In some sense, something similar applies to neural networks in this context. Have you done a lot of fitting of classical basis methods inside of differential equations? They are very prone to local minima, so direct training of polynomials inside of a differential equation is rather hard. But through neural network magic, somehow related to [1], which essentially state that local minima are the global minima on large enough neural networks. So this lets you get pretty lazy and just do local optimization to find missing functions, and then sparsify to polynomials later, in a way where the optimization is better behaved than going directly to polynomials. The DiffEqFlux library has both approaches available, so you can try both side by side and see the difference. From years of experience doing the former, the latter is quite a breath of fresh air.

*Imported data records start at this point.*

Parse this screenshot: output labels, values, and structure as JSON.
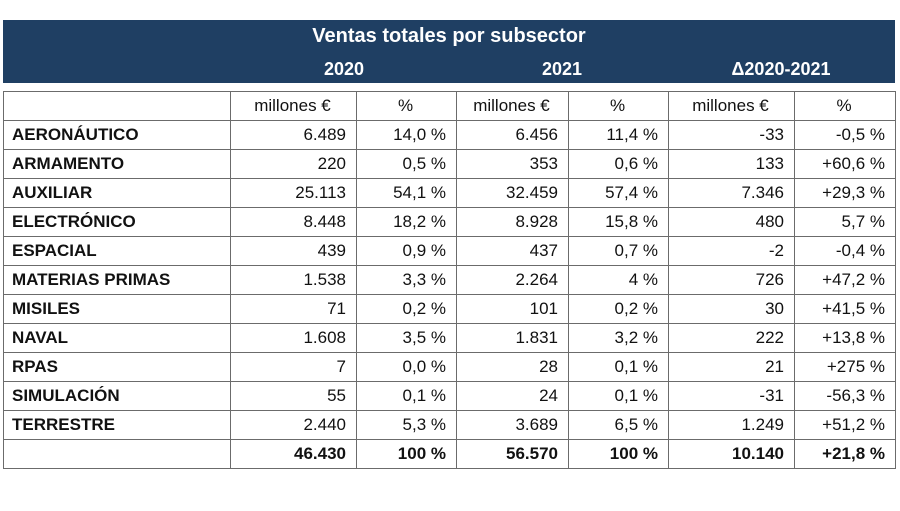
{
  "table": {
    "title": "Ventas totales por subsector",
    "year_headers": [
      "2020",
      "2021",
      "Δ2020-2021"
    ],
    "sub_headers": [
      "millones €",
      "%",
      "millones €",
      "%",
      "millones €",
      "%"
    ],
    "rows": [
      {
        "name": "AERONÁUTICO",
        "values": [
          "6.489",
          "14,0 %",
          "6.456",
          "11,4 %",
          "-33",
          "-0,5 %"
        ]
      },
      {
        "name": "ARMAMENTO",
        "values": [
          "220",
          "0,5 %",
          "353",
          "0,6 %",
          "133",
          "+60,6 %"
        ]
      },
      {
        "name": "AUXILIAR",
        "values": [
          "25.113",
          "54,1 %",
          "32.459",
          "57,4 %",
          "7.346",
          "+29,3 %"
        ]
      },
      {
        "name": "ELECTRÓNICO",
        "values": [
          "8.448",
          "18,2 %",
          "8.928",
          "15,8 %",
          "480",
          "5,7 %"
        ]
      },
      {
        "name": "ESPACIAL",
        "values": [
          "439",
          "0,9 %",
          "437",
          "0,7 %",
          "-2",
          "-0,4 %"
        ]
      },
      {
        "name": "MATERIAS PRIMAS",
        "values": [
          "1.538",
          "3,3 %",
          "2.264",
          "4 %",
          "726",
          "+47,2 %"
        ]
      },
      {
        "name": "MISILES",
        "values": [
          "71",
          "0,2 %",
          "101",
          "0,2 %",
          "30",
          "+41,5 %"
        ]
      },
      {
        "name": "NAVAL",
        "values": [
          "1.608",
          "3,5 %",
          "1.831",
          "3,2 %",
          "222",
          "+13,8 %"
        ]
      },
      {
        "name": "RPAS",
        "values": [
          "7",
          "0,0 %",
          "28",
          "0,1 %",
          "21",
          "+275 %"
        ]
      },
      {
        "name": "SIMULACIÓN",
        "values": [
          "55",
          "0,1 %",
          "24",
          "0,1 %",
          "-31",
          "-56,3 %"
        ]
      },
      {
        "name": "TERRESTRE",
        "values": [
          "2.440",
          "5,3 %",
          "3.689",
          "6,5 %",
          "1.249",
          "+51,2 %"
        ]
      }
    ],
    "total": {
      "name": "",
      "values": [
        "46.430",
        "100 %",
        "56.570",
        "100 %",
        "10.140",
        "+21,8 %"
      ]
    }
  },
  "colors": {
    "banner": "#1f3f63",
    "banner_text": "#ffffff",
    "grid": "#6b6b6b"
  }
}
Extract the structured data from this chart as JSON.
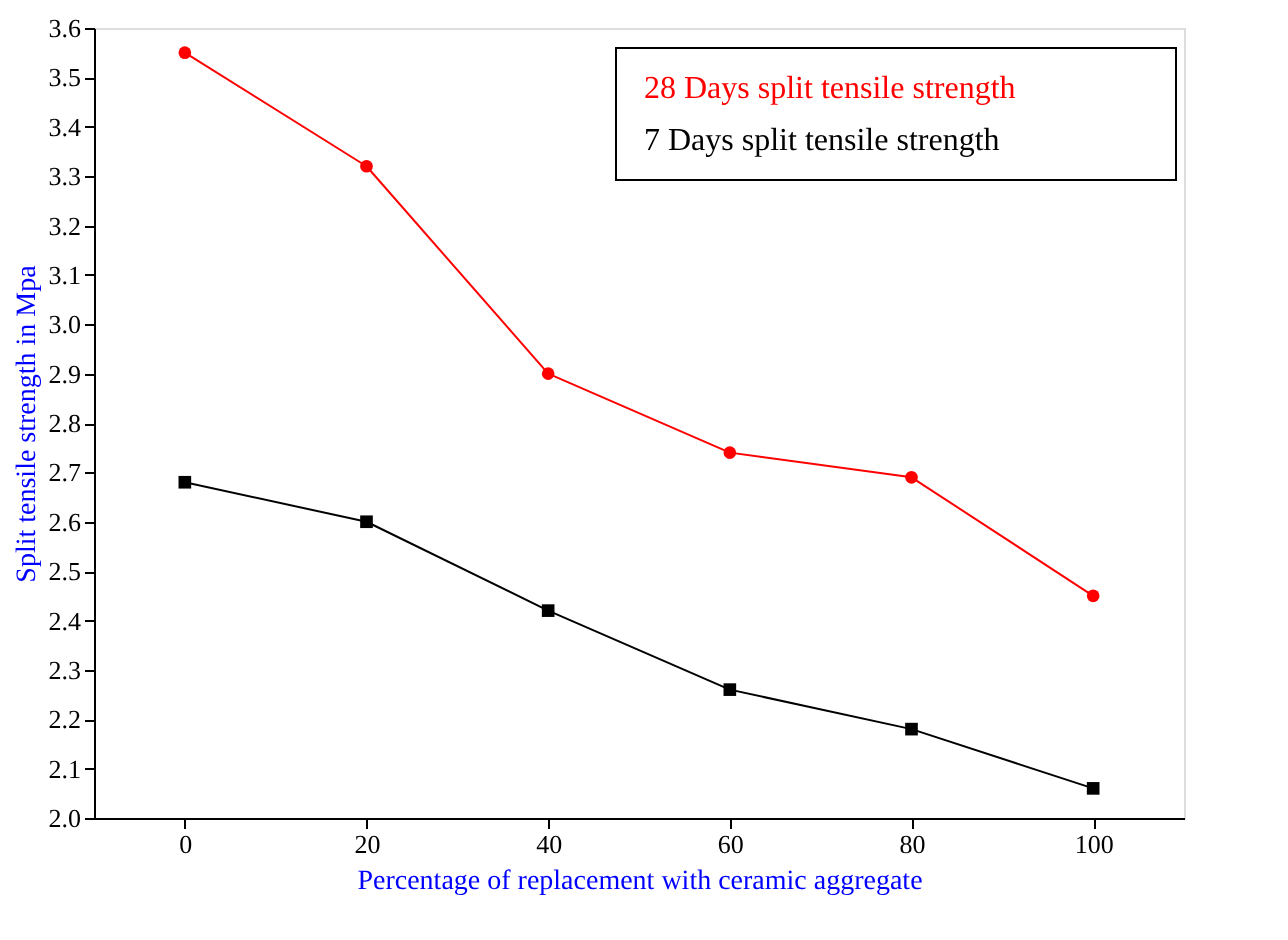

   [1] https://arxiv.org/abs/1412.0233

freemint 2125 days ago

> The computational cost of "training" a polynomial would be the same as just one iteration of the training algorithm used by typical NNs.

That statement depends heavily on the dimensionality of the problem. Polynomials also have huge problems with discontinuities (even in some higher order derivative) sometimes would require an infinite number of polynomials to smooth out the errors around the discontinuities. (try to fit the Integral of |x| with polynomials)

Fear of NN in control is justified if the networks are poorly understood.

srean 2125 days ago

Not just that, they tend to blow up when one extrapolates 'too' far from data. This can be controlled for using other basis functions, for example functions in a reproducing kernel Hilbert space, radial basis functions. It is best to choose the basis based upon the data (as RBFs and RKHS bases do) and not chose a basis independent of the data. This applies for polynomials too, choosing a polynomial basis that's orthogonal with respect to the data distribution makes computations much better behaved -- otherwise its common to run into ill conditioned problems that are very sensitive to noise in the data.

Libbum 2125 days ago

I certainly agree with the NNs are used as hammers point. Until coming across the UODE concept I was of the opinion they were more parlour trick than anything useful. Here though, I could see some validity.

These comments are appreciated - I think a discussion like this is lacking in the SciML docs (or at least not visible enough). Will have a chat with some of the devs and see if there's something we can add.